According to a recent study, zebra finches have adapted a simple step-by-step approach to simplify the process of acquiring knowledge.
The researchers found that zebra finches rely on syllables they already know and adapt them to the syllables they are learning. During this step in the learning process, the sequence of the syllables often gets mixed up. As part of the next step in learning a song, the birds re-arrange the new syllables into the correct order.
“The zebra finches have evolved the strategy of dividing a task as complex as learning a new song into easy-to-manage parts,” said Hahnloser. “This allows them to expand their repertoire with minimal effort.”
The researchers developed an experiment for young birds, which were less than a month old at the beginning of the study. Each day, the researchers played a song for the finches to learn.
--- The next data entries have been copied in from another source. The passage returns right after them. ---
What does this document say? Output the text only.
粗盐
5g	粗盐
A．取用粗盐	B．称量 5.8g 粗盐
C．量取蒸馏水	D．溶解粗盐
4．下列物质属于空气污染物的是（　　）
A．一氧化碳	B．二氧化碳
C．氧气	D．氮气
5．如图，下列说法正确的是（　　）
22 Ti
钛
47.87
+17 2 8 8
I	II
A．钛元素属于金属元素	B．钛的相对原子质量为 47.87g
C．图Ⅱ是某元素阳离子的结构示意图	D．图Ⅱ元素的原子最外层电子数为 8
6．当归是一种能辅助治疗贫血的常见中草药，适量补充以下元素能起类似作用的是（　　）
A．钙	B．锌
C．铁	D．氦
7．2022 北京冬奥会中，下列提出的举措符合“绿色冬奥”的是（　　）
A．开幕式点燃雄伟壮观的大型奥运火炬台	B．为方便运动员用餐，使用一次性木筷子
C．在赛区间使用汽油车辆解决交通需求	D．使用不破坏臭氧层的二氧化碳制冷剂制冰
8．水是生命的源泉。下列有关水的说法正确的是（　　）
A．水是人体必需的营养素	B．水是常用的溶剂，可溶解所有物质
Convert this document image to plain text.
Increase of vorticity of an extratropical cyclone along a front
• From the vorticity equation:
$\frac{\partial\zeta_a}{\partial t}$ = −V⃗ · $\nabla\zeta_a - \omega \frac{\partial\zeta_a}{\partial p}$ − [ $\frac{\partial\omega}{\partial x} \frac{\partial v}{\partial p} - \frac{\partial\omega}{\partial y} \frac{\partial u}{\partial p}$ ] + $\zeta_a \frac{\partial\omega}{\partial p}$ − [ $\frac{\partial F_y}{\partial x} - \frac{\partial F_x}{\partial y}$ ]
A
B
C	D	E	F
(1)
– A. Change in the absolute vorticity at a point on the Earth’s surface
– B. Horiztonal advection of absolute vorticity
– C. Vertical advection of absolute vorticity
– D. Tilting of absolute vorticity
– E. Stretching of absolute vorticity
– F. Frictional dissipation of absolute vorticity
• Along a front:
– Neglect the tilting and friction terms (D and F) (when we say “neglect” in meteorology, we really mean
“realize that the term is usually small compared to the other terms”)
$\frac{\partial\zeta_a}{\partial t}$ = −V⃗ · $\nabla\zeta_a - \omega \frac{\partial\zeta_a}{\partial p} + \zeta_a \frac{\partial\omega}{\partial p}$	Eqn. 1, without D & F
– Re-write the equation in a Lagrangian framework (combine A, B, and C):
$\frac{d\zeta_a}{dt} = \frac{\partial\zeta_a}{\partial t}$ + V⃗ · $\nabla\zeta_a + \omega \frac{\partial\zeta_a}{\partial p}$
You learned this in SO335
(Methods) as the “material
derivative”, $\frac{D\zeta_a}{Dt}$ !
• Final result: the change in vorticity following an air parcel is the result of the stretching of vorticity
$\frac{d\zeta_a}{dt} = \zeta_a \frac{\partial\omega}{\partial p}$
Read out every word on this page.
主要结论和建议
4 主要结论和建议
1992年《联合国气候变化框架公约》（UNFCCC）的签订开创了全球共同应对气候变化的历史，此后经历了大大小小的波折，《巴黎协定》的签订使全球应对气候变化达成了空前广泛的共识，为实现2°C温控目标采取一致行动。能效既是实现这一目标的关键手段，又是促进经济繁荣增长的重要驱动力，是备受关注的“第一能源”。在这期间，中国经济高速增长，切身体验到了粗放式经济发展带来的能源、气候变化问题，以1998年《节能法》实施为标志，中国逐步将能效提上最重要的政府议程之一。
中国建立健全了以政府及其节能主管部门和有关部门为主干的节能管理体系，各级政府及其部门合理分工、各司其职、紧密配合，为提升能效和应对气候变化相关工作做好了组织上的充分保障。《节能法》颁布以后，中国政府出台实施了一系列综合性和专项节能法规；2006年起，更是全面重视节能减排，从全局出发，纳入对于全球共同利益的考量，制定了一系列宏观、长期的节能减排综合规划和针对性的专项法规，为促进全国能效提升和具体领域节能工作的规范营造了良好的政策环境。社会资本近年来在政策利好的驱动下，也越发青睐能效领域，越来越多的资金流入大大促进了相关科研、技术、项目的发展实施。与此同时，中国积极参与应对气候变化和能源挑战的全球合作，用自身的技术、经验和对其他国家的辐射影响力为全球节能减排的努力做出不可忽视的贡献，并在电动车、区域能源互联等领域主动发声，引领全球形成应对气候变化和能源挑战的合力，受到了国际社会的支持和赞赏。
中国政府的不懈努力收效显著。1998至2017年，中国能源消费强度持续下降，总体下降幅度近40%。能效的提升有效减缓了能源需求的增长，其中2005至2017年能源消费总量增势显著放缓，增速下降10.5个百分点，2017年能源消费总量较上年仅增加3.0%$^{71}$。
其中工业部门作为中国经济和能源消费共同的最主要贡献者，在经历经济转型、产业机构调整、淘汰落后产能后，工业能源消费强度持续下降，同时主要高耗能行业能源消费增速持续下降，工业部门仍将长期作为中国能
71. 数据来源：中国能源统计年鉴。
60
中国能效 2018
A month into the study, the experts changed the song and examined the responses of the birds. They discovered that the finches attempted to adapt the song they had grown familiar with to the new one.
“In nature, birds instinctively adapt their songs to those of adult birds of the same species,” explained Hahnloser.
The researchers recorded all vocalizations made by the birds and used a computer to analyze each and every syllable. What they discovered is a very sophisticated method of learning.
“Interestingly, the birds’ strategy closely resembles the best methods currently used in computer linguistics to compare documents,” said Hahnloser.
These algorithms compare written documents by focusing on words regardless of their exact order. By comparing vast amounts of texts, these algorithms calculate the similarity of two words in terms of a number. For example, computer linguistics would identify that the words “house” and “building” have very similar meanings.
“Today’s computer scientists therefore use the same strategy that songbirds evolved – the birds have probably been using it for millions of years,” said Hahnloser.
The research is published in the journal Nature Communications.